Pourquoi la caverne? Parce que le resto est en quelque sorte sous terre et que les murs imitent approximativement l’aspect de la pierre. L’ambiance, elle, vient de la télé qui, satellites aidant, diffuse des émissions russes, sans oublier le canari qui s’égosille au milieu de conversations dans la langue de Tolstoï.
Difficile, par ailleurs, de se retrouver dans un long menu trilingue, où abondent les propositions pas toujours familières. Heureusement, le patron a de la patience à revendre. Pédagogue, il vous fera la nomenclature des plats, où vous reconnaîtrez au passage le nom d’anciennes républiques de l’URSS, comme la Géorgie, l’Ukraine, l’Ouzbékistan ou peut-être l’Azerbaïdjan. Le plaisir, celui du voyage et du dépaysement, commence avant l’arrivée du premier plat.

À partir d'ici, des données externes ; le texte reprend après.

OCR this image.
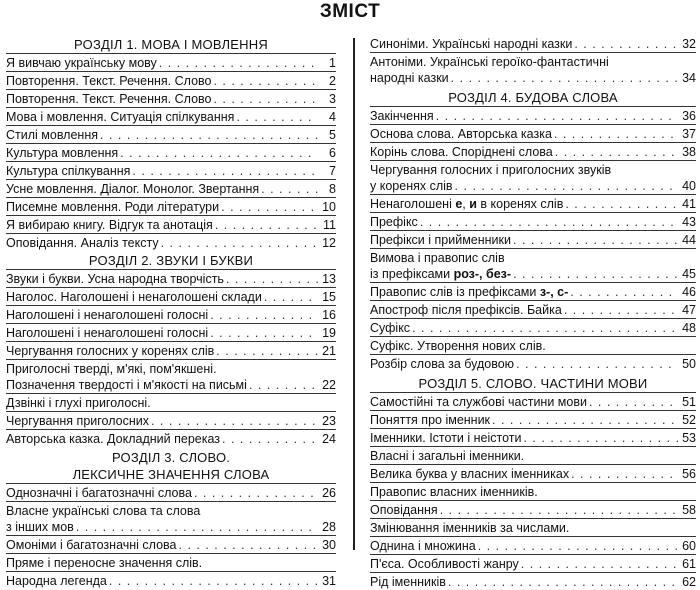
ЗМІСТ
РОЗДІЛ 1. МОВА І МОВЛЕННЯ
Я вивчаю українську мову . . .	1
Повторення. Текст. Речення. Слово . . .	2
Повторення. Текст. Речення. Слово . . .	3
Мова і мовлення. Ситуація спілкування . . .	4
Стилі мовлення . . .	5
Культура мовлення . . .	6
Культура спілкування . . .	7
Усне мовлення. Діалог. Монолог. Звертання . . .	8
Писемне мовлення. Роди літератури . . .	10
Я вибираю книгу. Відгук та анотація . . .	11
Оповідання. Аналіз тексту . . .	12
РОЗДІЛ 2. ЗВУКИ І БУКВИ
Звуки і букви. Усна народна творчість . . .	13
Наголос. Наголошені і ненаголошені склади . . .	15
Наголошені і ненаголошені голосні . . .	16
Наголошені і ненаголошені голосні . . .	19
Чергування голосних у коренях слів . . .	21
Приголосні тверді, м'які, пом'якшені.
Позначення твердості і м'якості на письмі . . .	22
Дзвінкі і глухі приголосні.
Чергування приголосних . . .	23
Авторська казка. Докладний переказ . . .	24
РОЗДІЛ 3. СЛОВО.
ЛЕКСИЧНЕ ЗНАЧЕННЯ СЛОВА
Однозначні і багатозначні слова . . .	26
Власне українські слова та слова
з інших мов . . .	28
Омоніми і багатозначні слова . . .	30
Пряме і переносне значення слів.
Народна легенда . . .	31
Синоніми. Українські народні казки . . .	32
Антоніми. Українські героїко-фантастичні
народні казки . . .	34
РОЗДІЛ 4. БУДОВА СЛОВА
Закінчення . . .	36
Основа слова. Авторська казка . . .	37
Корінь слова. Споріднені слова . . .	38
Чергування голосних і приголосних звуків
у коренях слів . . .	40
Ненаголошені е, и в коренях слів . . .	41
Префікс . . .	43
Префікси і прийменники . . .	44
Вимова і правопис слів
із префіксами роз-, без- . . .	45
Правопис слів із префіксами з-, с- . . .	46
Апостроф після префіксів. Байка . . .	47
Суфікс . . .	48
Суфікс. Утворення нових слів.
Розбір слова за будовою . . .	50
РОЗДІЛ 5. СЛОВО. ЧАСТИНИ МОВИ
Самостійні та службові частини мови . . .	51
Поняття про іменник . . .	52
Іменники. Істоти і неістоти . . .	53
Власні і загальні іменники.
Велика буква у власних іменниках . . .	56
Правопис власних іменників.
Оповідання . . .	58
Змінювання іменників за числами.
Однина і множина . . .	60
П'єса. Особливості жанру . . .	61
Рід іменників . . .	62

Selon l’historique instructif qui coiffe le menu, le repas russe traditionnel comporte quatre services. Nous commençons donc par deux salades, l’oliviet et le "hareng sous le manteau". Nous avons affaire à deux préparations fraîches, qui donnent une impression de légèreté malgré une bonne dose de mayonnaise, la première composée de pommes de terre, de petits légumes et de saucisse, relevée à l’aneth, tandis que la seconde, présentée en "gâteau", est faite de hareng, évidemment, mais aussi de betteraves, d’où la couleur lie-de-vin du tout.
Suit le bortsch, à des années-lumière de ce qu’on attendait. La betterave est présente, mais la soupe, où on retrouve des légumes en morceaux, a un goût un peu aigre, déroutant mais délicieux.
En plat, la "troïka", trio de légumes (tomate, courgette et poivron vert) farcis à la viande. Les légumes sont tendres et, fait à souligner, conservent leur forme. La viande, légèrement parfumée, est, dirait-on, toujours la même, d’où une certaine monotonie à la longue. L’assiette s’accompagne de crème sure, un incontournable, et d’une sauce maison aux légumes.
Ces à-côtés, on les retrouve avec les varenikis et les pelmenis, pierogys (des pâtes façon tortellini) fourrés aux légumes ou aux fruits et à la viande respectivement. Incapables de trancher, nous optons pour une assiette (le plus petit des trois formats offerts) de l’une et de l’autre versions. Les bouchées de boeuf et de coriandre, goûteuses et bien maigres, explosent dans la bouche, à peine devancées, sur l’échelle du plaisir, par leurs petites soeurs aux champignons. Simplicité et savoir-faire: un régal.
La maison propose aussi des blinis salés ou sucrés à 1,25 $ chacun. Pas de fausses notes ici non plus. Les petites crêpes, fourrées au cottage dans un cas, aux cerises sures dans l’autre, clôturent en douceur une expérience enrichissante et, fait rare, peu coûteuse.
Impossible de passer sous silence le pain de seigle, délicieux, ni le kvas, la boisson traditionnelle qu’on en tire, "jus de chaussette" pour les uns, élixir pour les autres. À essayer à tout prix. La vodka, dont on propose quelques variétés déclinées en portions de 25 ml (pour goûter) à un litre (pour fêter sérieusement), est servie en carafon glacé dans des verres qui le sont aussi. À moins que vous ne préfériez l’excellente Zhiguli, bière à la russe fabriquée ici par la Brasserie du chaudron, étiquette en caractères cyrilliques à la clé.
Le service, étonnamment rapide (il faut dire qu’il n’y avait pas grand monde ce soir-là), est attentif et efficace.
Comme si ça ne suffisait pas, on vous offre la musique "live" le vendredi et le samedi en soirée.
5184 A, chemin de la Côte-des-Neiges, (514) 738-6555
De 30 à 40 $ pour deux, tout compris, avant les boissons.